Menurut Sahiron, ayat-ayat al-Qur’an yang terkait langsung dengan makna perdamaian harus ditempatkan sebagai naungan dari ayat-ayat al-Qur’an yang mengarah pada peperangan dan diperbolehkannya berperang. Selanjutnya, kaum radikal ini telah banyak memahami ayat tentang perang dalam sudut pandang yang sangat literal dan mengabaikan konteks historis maupun tekstualnya. Mereka gagal dalam melakukan kontekstualisasi ayat dalam kondisi kekinian.
Dalam tulisan singkat ini, saya ingin menyimpulkan bahwa dalam menafsirkan QS. 22:39-40, kita perlu memahami konteks historis maupun tekstualnya, sehingga dapat menarik pesan utama yang lebih cocok dengan kondisi dan perkembangan zaman.
Sehingga, ayat yang pertama kali turun tentang diperbolehkannya melakukan peperangan adalah sebuah bentuk perintah yang sebenarnya tidak mengarah sama sekali ke ranah peperangan itu sendiri, akan tetapi sebuah nilai moral, yakni penghapusan penindasan dan menegakkan kebebasan beragama dalam suatu prinsip perdamaian yang harmoni.

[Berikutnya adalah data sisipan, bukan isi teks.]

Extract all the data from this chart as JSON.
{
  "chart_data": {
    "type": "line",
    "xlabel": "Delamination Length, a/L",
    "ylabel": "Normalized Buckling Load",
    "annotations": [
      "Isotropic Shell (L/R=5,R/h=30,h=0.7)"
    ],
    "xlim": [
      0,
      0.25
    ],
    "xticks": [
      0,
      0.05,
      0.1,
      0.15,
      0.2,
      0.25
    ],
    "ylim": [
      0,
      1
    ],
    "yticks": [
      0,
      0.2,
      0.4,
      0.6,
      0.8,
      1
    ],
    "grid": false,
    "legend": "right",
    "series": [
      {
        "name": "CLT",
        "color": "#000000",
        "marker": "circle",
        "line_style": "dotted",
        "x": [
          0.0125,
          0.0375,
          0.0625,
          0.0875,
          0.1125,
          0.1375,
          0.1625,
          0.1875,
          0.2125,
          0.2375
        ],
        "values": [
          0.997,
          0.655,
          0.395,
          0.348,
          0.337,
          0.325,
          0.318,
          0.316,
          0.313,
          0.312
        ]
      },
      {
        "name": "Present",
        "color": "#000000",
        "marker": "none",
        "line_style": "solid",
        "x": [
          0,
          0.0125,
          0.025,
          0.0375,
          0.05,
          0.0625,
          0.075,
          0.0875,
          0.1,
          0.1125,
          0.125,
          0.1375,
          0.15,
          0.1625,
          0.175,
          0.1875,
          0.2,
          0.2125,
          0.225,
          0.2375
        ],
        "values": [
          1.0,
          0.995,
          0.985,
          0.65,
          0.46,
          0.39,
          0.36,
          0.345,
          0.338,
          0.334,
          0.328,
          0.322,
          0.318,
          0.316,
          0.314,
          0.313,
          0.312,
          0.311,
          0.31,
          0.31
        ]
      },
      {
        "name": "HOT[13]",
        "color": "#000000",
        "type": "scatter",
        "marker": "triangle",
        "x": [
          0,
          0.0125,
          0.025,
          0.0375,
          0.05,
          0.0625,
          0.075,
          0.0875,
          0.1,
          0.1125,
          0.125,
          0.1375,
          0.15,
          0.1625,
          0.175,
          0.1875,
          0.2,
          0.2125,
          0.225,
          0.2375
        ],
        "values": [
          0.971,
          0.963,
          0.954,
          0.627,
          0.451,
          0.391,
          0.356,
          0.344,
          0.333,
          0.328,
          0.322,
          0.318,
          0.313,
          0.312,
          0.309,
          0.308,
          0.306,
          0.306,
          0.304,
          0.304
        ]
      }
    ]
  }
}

Inilah yang seharusnya diaplikasikan sepanjang waktu dan tempat. Tentu berperang tetap diperbolehkan jika memang sudah tidak ditemukan alasan lain kecuali berperang itu sendiri, seperti tidak adanya solusi lagi dalam menghindari penindasan dan kebebasan. Maka umat Islam harus tetap berusaha dengan lebih mengutamakan melakukan tindakan perdamaian selama mereka bisa.